Deviation of the velocity and temperature fields

The impact of the Weissenberg parameter \(We\) on fluid velocity and temperature distribution is shown in Figs. 10 and 11, respectively. Figure 10 displays that the fluid velocity shrinks with augmenting \(We\) in the stable and unstable branch solutions which in turn enhances the thickness of the velocity BLF. Since the Williamson parameter is the ratio of relaxation to retardation time. Therefore, uplifting values of \(We\) upsurges the relaxation time. Due to this, the liquid particles need extra time to reinstate their original path. However, the temperature distribution decline with escalating values of \(We\) in the upper branch solution, whereas the opposite behavior is seen in the lower branch solution as depicted in Fig. 11. The influence of needle size \(c\) on the fluid velocity is depicted in Fig. 12. It is visible that growing the size of the needle disturbs the free-stream, which consecutively causes to moderate the velocity of the fluid in the UBS, while the liquid velocity increases in the LBS. Thus, the magnitude of the momentum boundary-layer increases in the upper solution and shrinks in the lower solution. Thus, the boundary thickness can be organized via the needle size. In Figs. 13 and 14 show the behavior of the magnetic field \(M\) on the velocity and temperature profiles, respectively. Figure 13 depicts that the liquid velocity shrinks with increasing \(M\) in the UBS and consequently enhances the field of velocity gradient and the magnitude of the boundary layer. On the other hand, the contrary behavior is noticed in the LBS. In physical point of view, the accumulation of a magnetic field will convey a kind of resistive force known as the Lorenz or drag force, which has a tremendous property to reduce or stop the liquid velocity. Figure 14 establishes that the temperature profile upsurges in the UBS and diminutions in the LBS for the larger values of \(M\). Physically, a Lorentz force is created by the applied magnetic field which has an important role to delay the motion of liquid, and consequently, the thermal boundary layer and temperature enhances. Thus, needle temperature can be managed by managing the magnetic field strength. Figure 15 shows the patterns of streamlines for nanofluid. The patterns illustrate that the streamlines are more obscured and divided into two regions owing to due to reverse the direction of free stream and thin needle.

Main remarks

This paper scrutinized the impact of nonlinear radiation on MHD flow with the characteristic of heat transfer suspended in Williamson fluid comprising titanium alloy nanoparticle through a thin needle. The system of arising PDEs is altered into the highly nonlinear ODEs through similarity variables and then functioned out numerically via the built-in function in Matlab called bvp4c. The dual nature of solutions is found for the current problem where the results are shown in both tabular and graphical form (sees physical explanation). The influences of sundry constraints on the flow field are elaborated with the assistance of plots. Also, the stability analysis is highlighted in the presented work to check which solutions are physically stable or not. The vital outcomes of the paper are summarized as the following:

• The rate of heat transfer as well as the skin friction augments due to nanoparticle volume fraction in both UB and LB solutions.

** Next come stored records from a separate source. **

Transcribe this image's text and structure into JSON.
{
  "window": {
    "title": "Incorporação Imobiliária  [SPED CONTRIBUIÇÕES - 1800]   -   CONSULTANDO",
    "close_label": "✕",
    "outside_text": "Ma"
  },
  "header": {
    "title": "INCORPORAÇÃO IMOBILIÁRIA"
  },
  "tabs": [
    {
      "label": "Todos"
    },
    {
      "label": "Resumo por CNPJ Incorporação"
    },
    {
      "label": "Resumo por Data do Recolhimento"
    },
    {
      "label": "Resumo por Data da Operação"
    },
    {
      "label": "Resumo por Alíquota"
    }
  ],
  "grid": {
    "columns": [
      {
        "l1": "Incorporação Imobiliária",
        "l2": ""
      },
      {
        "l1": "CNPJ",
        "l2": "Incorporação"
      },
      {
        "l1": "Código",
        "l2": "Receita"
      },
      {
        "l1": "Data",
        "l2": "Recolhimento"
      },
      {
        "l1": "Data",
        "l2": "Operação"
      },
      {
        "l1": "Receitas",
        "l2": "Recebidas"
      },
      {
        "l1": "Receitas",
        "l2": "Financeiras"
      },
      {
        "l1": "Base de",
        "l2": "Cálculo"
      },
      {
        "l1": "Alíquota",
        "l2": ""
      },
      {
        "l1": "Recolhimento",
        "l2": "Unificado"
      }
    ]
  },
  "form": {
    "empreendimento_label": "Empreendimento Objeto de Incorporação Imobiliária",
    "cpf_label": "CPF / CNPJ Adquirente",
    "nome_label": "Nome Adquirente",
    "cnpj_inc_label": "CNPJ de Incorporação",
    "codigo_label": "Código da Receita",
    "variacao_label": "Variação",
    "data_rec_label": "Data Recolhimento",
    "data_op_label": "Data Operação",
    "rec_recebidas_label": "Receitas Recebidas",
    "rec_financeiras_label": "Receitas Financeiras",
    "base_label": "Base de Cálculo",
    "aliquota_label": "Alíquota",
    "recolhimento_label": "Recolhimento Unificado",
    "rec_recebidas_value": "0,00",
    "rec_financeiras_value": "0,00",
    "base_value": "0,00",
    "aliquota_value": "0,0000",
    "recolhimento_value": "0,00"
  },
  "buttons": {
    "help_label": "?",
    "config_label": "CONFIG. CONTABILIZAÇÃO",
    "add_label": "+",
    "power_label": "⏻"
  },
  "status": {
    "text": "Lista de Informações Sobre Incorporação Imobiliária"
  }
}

• The liquid velocity gradient is a decaying function of the Weissenberg number in both solutions, while the liquid temperature declines in UBS and upsurges in LBS.

• The rate of heat transfer increases due to the radiation parameter in both branches of solutions.

• Multiple solutions are achieved to survive when free stream and needle shows their progress in conflicting directions whilst the result is unique when they move in the same direction.

• The heat transfer rate declines in the UBS and augments in the LBS as we upsurge the impact of heating parameter.

• The skin friction is decelerating in the UBS and as well as in the LBS owing to the implementation of the larger values of the Weissenberg number while the same behavior is perceived for the rate of heat transfer.

• The skin friction augments due to the magnetic field in UBS and diminishes in the LBS, where the reverse impact is seen in the heat transfer rate.